Dünya çok büyük ve bu tür yerlerin sayısını saymak pek mümkün değil (ve daha da fazlası ziyaret etmek!). Evrenin gücünün insan ruhuyla birleştiği en dikkat çekici beş ortak olmayan enerji merkezini ele alalım. Dağ silsilesi güçlü bir enerji birikimidir. 20. yüzyılın önde gelen manevi şahsiyetlerinden biri olan Beinsa Duno'nun bir Bulgar olarak bilgeliğini Rila'ya aktarması tesadüf değildir. Rila Gölü çevresi inanılmaz bir enerjiye sahiptir. Özellikle hassas insanlar, geceyi dağ silsilesi bölgesinde geçirirken garip rüyalar gördüler. Afrika Boynuzu açıklarında Hint Okyanusu'ndaki dört adadan oluşan bir takımada. Adaların en büyüğü, takımadaların toplam topraklarının% 95'ini kaplar. Adaların florası ve faunası sıra dışı, bir bilim kurgu filmini andırıyor. Ada sizi bambaşka bir dünyada olduğunuza inandıracak. Sokotra, uzaklığı nedeniyle, başka hiçbir yerde bulunamayan birçok benzersiz bitki türünü korumuştur. Yerel enerjinin gücü ve gücü, insan ruhunu kozmosa bağlayabilir.

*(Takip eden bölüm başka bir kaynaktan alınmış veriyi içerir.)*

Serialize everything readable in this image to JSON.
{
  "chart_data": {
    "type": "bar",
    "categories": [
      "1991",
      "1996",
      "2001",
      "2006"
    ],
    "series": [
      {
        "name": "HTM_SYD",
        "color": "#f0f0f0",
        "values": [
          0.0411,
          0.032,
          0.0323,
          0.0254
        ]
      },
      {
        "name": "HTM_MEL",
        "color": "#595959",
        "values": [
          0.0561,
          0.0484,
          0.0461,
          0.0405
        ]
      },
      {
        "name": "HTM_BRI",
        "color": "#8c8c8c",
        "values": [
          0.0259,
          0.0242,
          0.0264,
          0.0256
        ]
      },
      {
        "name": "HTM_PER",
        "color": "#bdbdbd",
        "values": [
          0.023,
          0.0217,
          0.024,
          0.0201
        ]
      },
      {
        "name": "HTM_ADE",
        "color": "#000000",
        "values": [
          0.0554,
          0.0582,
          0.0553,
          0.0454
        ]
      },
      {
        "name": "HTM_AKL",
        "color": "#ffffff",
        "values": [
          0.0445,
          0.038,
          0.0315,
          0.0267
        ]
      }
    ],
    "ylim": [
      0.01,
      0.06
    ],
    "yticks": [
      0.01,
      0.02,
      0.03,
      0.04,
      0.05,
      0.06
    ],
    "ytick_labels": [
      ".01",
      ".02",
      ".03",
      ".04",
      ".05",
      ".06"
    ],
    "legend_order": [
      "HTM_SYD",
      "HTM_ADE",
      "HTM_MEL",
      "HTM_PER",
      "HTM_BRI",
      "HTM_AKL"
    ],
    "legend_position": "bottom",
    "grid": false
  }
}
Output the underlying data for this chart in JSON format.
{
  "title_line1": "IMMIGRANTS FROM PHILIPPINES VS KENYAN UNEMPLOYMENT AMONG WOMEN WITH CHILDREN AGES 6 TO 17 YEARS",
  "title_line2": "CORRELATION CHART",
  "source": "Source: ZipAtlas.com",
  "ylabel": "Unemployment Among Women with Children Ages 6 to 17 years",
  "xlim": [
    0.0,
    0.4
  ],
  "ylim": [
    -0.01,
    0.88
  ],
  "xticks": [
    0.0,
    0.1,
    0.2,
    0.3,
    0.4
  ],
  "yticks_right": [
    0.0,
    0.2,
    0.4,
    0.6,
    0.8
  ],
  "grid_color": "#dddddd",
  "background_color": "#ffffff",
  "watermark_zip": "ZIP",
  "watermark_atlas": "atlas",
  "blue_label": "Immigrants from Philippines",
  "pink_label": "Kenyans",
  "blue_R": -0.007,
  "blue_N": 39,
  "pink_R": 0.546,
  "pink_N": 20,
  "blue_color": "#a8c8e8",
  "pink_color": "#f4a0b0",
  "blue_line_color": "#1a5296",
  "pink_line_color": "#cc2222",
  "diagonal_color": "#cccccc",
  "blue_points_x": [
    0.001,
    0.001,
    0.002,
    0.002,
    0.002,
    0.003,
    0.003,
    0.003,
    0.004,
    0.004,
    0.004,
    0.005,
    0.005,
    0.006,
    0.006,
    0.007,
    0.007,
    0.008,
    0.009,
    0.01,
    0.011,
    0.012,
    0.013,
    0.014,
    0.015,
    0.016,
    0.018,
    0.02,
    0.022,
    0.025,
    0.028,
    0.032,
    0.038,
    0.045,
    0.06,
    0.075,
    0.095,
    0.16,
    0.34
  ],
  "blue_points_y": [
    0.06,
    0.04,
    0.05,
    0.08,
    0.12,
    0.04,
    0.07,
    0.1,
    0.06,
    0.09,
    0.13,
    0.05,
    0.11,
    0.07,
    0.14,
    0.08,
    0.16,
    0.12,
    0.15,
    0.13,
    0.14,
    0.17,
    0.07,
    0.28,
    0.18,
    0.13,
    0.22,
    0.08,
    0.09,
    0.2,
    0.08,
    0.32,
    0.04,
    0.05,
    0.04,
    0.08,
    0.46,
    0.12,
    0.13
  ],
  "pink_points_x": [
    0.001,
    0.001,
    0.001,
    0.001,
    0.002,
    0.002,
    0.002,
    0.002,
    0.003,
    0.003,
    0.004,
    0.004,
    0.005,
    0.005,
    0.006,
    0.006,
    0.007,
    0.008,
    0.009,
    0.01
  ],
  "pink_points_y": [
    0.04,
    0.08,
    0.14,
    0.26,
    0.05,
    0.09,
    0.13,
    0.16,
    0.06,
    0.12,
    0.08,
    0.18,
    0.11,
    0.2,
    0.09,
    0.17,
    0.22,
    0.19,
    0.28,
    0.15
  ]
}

Wiltshire'daki bir taş yapı kompleksi olan ünlü megalitik yapı. Stonehenge, büyük olasılıkla Güneş'e adanmış eski bir nekropoldür. Anıt, UNESCO Dünya Mirası Listesi'ne dahil edilmiştir. Stonehenge'in orijinal amacına dair birçok yorum var, bunlardan biri yapının Taş Devri'nin bir gözlemevi olarak yorumlanması. Bosna ve Hersek'te gerçekten büyük bir fenomen. Radyokarbon analizi, piramitlerin oluşumunu 12 yıl öncesine tarihliyor. Bu analize göre Bosna piramitleri Mısır piramitlerinden çok daha “eski”dir. Piramitlerin altında 350 oda ve en saf suyla dolu küçük mavi bir göl bulundu. Gölde mantar, alg, bakteri ve diğer mikroorganizmaların temsilcisi yoktur. Dağın iki inanç için önemli dini önemi vardır - Budizm ve Hinduizm. Her iki inancın da bu yerle ilgili kendi efsaneleri vardır, ancak bir konuda hemfikirler - dağın zirvesi Tanrıların evidir. Manevi saadetin mutlaka zirveyi fetheden kişinin başına geleceğine inanılır. Ancak, Yahudilik ve Budizm'in Kailash hakkındaki dini metinleri şöyle okur: "Ölümlülerin hiçbiri tanrıların yaşadığı dağa tırmanmaya cesaret edemez, tanrıların yüzlerini gören ölmelidir." Efsanelere göre, Kailash'ın tepesi bulutlarla kaplandığında, ışık çakmaları ve çok kollu bir yaratık görülebilir. Hindu bakış açısından, bu Lord Shiva.